Comentário

O que te marcou na cultura em 2017?

A redação da Continente respondeu a pergunta de várias maneiras, analisando acontecimentos e obras deste ano que termina em poucos dias

TEXTO Revista Continente

27 de Dezembro de 2017

Linn da Quebrada; protesto contra Judith Butler; 'Black off', de Ntando Cele; Diva Guimarães na Flip; 'Atlanta'; obra de Adriana Varejão censurada; 'The handmaid's tale'; 'Game of thrones'

Linn da Quebrada; protesto contra Judith Butler; 'Black off', de Ntando Cele; Diva Guimarães na Flip; 'Atlanta'; obra de Adriana Varejão censurada; 'The handmaid's tale'; 'Game of thrones'

Fotos Reprodução

Em momentos de revisão, como costumam ser os fins de ano, olhar para dentro é um exercício quase inevitável. Devemos e podemos fazer isso a qualquer hora, mas o intervalo que compreende o calendário de 365 dias traz um conjunto mais “ordenado” de acontecimentos passíveis de análise, digamos assim. Olhando para dentro, este foi um ano em que nos remodelamos editorialmente, a partir do número 200, publicado em agosto, e de um novo site, mais próximo da edição impressa e com conteúdos complementares e exclusivos. Manter uma revista de cultura ativa no Brasil, seja impressa (e sobretudo impressa) ou na internet, é uma tarefa de responsabilidade e resistência. Para celebrar os ganhos e desafios de 2017, a redação da revista Continente compartilha abaixo comentários sobre acontecimentos e obras que nos marcaram ao longo do ano. Aguardamos os seus. Que venha 2018!


LEITURAS


Livros da Ubu. Foto: Reprodução

“Há em nós a tendência de pensar 'grande' em relação a acontecimentos que marcam frações de tempo com o olhar em retrospectiva; tendemos ao superlativo, seja para enaltecer, seja para derrubar. Talvez, em 2017, não tenhamos tanto a enaltecer… Talvez não haja mesmo agora algo 'grande' no campo da cultura que importe mais do que as ações de menor impacto e mais duradoras. Acreditando nisso, celebro pequenas conquistas e permanências. Gosto de pensar na permanência do livro no Brasil (o que, infelizmente, não quer dizer o crescimento da leitura no país; no futuro, quem sabe?...) e no aparecimento de livros muito bem-publicados, feitos por editores caprichosos. Nesse item, celebro obras lançadas pelas editoras Carambaia e Ubu, que atuam nesse campo com o exato zelo, farejando obras ao mesmo tempo importantes e 'secundárias', muitas das quais nunca publicadas no Brasil (aqui me refiro sobretudo ao catálogo da Carambaia). Antes de fazer apologia desse objeto antigo e durável por mera nostalgia, observo nele, mais do que nunca, o germe da resistência, o gesto necessário do silêncio e da concentração, o lugar de estar consigo mesmo, não importa em que circunstâncias, e, sobretudo, a possibilidade de escolha e autonomia – tão imperativas neste mar de ofertas em que nadamos. Celebro, e projeto para 2018, o lugar de relevância da leitura, que ela se espalhe em ondas generosas entre os brasileiros.”

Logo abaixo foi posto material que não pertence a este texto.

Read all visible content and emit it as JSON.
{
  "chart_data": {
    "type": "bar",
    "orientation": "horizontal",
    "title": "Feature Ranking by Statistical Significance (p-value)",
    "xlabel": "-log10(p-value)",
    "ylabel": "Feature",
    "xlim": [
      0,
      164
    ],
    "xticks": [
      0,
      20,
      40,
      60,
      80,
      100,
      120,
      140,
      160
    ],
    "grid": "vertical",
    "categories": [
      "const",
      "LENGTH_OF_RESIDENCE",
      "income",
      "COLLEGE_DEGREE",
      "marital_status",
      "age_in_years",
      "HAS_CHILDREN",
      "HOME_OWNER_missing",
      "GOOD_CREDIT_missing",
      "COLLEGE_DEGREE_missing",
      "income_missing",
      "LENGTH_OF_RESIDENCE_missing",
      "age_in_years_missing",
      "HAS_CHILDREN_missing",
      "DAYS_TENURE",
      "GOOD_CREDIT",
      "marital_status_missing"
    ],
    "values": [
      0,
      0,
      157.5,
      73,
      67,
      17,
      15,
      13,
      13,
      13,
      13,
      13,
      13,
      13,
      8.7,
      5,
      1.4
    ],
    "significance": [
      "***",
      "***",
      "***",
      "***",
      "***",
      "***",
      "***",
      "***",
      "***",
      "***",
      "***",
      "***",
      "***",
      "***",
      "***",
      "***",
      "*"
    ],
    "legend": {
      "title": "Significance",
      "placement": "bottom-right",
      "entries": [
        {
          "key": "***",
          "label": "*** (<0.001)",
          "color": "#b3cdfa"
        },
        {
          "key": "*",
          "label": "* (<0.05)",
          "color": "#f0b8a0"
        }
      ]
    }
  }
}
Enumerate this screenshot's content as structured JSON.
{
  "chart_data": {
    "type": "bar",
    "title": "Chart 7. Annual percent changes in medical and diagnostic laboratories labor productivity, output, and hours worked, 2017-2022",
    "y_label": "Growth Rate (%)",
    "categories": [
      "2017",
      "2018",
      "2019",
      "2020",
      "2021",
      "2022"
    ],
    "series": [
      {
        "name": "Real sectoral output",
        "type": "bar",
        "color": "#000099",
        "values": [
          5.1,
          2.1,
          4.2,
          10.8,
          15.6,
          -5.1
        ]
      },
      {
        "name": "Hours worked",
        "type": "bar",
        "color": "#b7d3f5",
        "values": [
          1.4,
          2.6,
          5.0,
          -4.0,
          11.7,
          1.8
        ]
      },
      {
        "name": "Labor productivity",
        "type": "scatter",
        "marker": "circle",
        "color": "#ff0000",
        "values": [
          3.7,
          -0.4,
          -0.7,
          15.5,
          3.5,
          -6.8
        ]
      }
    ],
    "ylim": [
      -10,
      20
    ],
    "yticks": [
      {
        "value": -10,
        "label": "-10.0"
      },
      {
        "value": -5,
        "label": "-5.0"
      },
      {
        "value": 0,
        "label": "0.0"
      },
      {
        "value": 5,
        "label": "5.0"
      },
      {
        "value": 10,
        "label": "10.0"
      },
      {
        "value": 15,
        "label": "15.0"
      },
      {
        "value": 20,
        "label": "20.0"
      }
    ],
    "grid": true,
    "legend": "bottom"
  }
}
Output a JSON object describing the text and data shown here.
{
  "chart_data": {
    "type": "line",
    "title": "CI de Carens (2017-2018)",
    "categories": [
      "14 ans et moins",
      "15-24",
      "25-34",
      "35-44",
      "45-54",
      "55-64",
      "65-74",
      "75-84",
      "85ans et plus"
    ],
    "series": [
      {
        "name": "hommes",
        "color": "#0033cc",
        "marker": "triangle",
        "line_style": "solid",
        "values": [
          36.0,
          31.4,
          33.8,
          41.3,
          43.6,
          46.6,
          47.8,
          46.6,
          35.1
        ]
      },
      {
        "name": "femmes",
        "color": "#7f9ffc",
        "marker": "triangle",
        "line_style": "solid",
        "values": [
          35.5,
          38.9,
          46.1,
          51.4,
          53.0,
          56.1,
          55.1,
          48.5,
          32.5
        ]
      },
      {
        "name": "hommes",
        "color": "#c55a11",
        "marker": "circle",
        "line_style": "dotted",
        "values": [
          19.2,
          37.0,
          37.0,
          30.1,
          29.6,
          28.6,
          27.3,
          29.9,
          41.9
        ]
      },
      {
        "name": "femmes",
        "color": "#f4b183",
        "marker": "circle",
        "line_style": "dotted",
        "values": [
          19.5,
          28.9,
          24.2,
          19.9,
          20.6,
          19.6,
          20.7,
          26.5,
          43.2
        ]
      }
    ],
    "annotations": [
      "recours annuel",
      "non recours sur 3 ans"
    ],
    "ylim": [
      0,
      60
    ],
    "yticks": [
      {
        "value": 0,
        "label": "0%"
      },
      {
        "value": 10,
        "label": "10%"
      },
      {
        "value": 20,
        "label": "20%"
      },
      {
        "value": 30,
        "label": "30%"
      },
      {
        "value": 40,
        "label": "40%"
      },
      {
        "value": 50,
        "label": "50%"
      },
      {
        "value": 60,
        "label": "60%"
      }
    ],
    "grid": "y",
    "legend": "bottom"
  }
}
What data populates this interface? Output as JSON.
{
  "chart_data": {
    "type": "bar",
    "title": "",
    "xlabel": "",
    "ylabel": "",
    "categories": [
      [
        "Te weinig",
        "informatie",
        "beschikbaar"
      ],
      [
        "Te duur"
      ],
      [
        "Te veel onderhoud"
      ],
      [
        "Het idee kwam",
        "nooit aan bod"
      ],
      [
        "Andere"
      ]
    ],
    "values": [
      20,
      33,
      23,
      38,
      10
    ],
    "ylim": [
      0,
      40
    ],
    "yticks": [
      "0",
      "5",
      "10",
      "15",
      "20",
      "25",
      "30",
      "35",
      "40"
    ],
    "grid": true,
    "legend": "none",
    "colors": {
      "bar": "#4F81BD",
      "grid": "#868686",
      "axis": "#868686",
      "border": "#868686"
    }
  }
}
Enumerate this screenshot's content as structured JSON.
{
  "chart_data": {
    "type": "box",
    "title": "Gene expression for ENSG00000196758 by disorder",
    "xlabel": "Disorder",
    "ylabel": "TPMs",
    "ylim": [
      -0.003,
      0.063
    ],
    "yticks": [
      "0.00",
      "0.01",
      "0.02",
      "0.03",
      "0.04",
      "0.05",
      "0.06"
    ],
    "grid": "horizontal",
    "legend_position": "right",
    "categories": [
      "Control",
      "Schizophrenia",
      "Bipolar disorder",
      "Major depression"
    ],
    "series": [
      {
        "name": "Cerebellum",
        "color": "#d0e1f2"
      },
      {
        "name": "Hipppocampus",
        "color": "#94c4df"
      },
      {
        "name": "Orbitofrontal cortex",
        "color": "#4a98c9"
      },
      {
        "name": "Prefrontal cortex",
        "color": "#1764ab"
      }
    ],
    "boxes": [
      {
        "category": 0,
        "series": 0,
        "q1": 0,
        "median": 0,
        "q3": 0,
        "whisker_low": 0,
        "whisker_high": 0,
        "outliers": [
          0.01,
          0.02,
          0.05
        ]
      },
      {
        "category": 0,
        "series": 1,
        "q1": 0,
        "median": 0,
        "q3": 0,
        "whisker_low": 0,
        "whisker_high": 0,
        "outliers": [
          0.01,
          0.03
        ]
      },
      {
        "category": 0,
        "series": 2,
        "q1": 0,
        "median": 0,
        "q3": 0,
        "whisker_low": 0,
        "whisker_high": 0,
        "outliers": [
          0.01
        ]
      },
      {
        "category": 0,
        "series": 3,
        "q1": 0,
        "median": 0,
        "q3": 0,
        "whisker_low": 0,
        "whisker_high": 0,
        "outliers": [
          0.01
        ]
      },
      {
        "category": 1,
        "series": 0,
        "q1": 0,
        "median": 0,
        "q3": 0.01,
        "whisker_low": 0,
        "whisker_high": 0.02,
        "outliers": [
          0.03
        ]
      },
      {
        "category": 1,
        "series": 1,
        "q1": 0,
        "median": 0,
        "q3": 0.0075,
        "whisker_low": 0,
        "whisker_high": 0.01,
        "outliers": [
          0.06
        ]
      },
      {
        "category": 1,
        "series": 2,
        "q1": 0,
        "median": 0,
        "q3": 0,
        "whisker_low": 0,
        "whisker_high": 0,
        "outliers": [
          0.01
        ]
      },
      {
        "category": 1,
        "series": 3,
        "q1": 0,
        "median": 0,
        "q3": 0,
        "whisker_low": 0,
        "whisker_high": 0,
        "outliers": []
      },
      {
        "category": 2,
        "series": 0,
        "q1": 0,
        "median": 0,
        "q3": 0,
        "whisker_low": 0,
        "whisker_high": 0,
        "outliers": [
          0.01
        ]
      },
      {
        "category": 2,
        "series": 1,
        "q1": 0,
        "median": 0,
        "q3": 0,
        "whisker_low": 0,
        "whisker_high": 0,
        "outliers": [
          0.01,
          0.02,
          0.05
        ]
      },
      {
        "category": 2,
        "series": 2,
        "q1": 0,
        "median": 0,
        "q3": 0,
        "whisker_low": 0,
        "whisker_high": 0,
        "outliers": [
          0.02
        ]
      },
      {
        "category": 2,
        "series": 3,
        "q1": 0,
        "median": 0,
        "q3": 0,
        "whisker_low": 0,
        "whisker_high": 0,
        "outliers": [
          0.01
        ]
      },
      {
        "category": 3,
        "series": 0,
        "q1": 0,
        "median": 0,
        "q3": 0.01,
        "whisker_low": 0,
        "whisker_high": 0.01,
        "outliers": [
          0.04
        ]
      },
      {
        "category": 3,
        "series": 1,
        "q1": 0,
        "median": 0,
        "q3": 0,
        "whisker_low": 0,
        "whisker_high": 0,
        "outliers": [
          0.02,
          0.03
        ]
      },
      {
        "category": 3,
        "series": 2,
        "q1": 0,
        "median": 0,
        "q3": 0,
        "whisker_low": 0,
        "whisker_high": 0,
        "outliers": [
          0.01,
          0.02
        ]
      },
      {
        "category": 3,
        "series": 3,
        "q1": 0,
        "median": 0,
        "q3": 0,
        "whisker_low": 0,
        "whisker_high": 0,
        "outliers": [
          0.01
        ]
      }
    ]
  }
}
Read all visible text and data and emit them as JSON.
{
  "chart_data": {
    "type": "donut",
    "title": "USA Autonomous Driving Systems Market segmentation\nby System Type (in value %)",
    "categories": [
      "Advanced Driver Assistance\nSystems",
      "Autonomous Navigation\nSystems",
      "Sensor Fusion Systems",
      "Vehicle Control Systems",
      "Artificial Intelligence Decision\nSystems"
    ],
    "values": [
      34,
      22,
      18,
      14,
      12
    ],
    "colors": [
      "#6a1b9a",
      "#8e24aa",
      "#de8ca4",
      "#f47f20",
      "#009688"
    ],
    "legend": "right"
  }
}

Adriana Dória Matos, editora


IMPACTOS



“Na área cultural, 2017 foi um ano marcado por notícias impactantes, como as mortes de Luiz Melodia, Belchior, Kid Vinil, Tom Petty, Chester Bennington, Chris Cornell, Fats Domino e Jerry Lewis. A cultura também sofreu ataques ultrajantes, como a censura a artistas – até Caetano Veloso foi uma das vítimas, ao ser proibido de cantar no acampamento do MTST. Dentre as decepções, o desfecho da aclamada série Girls, o equivocado clipe de Mallu Magalhães, o disco Humanz do Gorillaz, as revelações de assédio sexual de nomes como Kevin Spacey, Dustin Hoffman e Louis CK, cuja estreia de seu filme foi cancelada. Por pouco, o disco de Chico Buarque não entrava nesse rol dos desapontamentos. A épica Caravanas salvou o álbum do esquecimento num ano que recebeu ótimos discos, como os de Hermeto Pascoal (dois!), Tim Bernardes, Beck, Arcade Fire, St. Vincent, Laura Marling, Kendrick Lamar, Rostam, Letrux, Otto e Rincon Sapiência (que disco!). Neste ano, ainda foram lançados documentários imperdíveis que remontam a trajetória de três vozeirões da música norte-americana, Whitney Houston, George Michael e Lady Gaga, cujo cancelamento do show no Rock in Rio também marcou 2017. Na TV, as séries, mais uma vez, destacaram-se, principalmente as que abordaram questões atuais, como bullying (13 reasons why) e racismo (Dear white people). Dessas, se sobressaíram Atlanta, o belo trabalho de Donald Glover, roteirista, ator, humorista e rapper, que narra com perspicácia o cotidiano de uma desperdiçada geração de negros norte-americanos. De todos os lançamentos, possivelmente o produto cultural mais surpreendente de 2017 é The handmaid's tale. Em 2018, a aclamada série será exibida no Brasil pelo Paramount Channel. Seu mérito: faz um assustador retrato do que o mundo pode se tornar. Ou já se tornou.”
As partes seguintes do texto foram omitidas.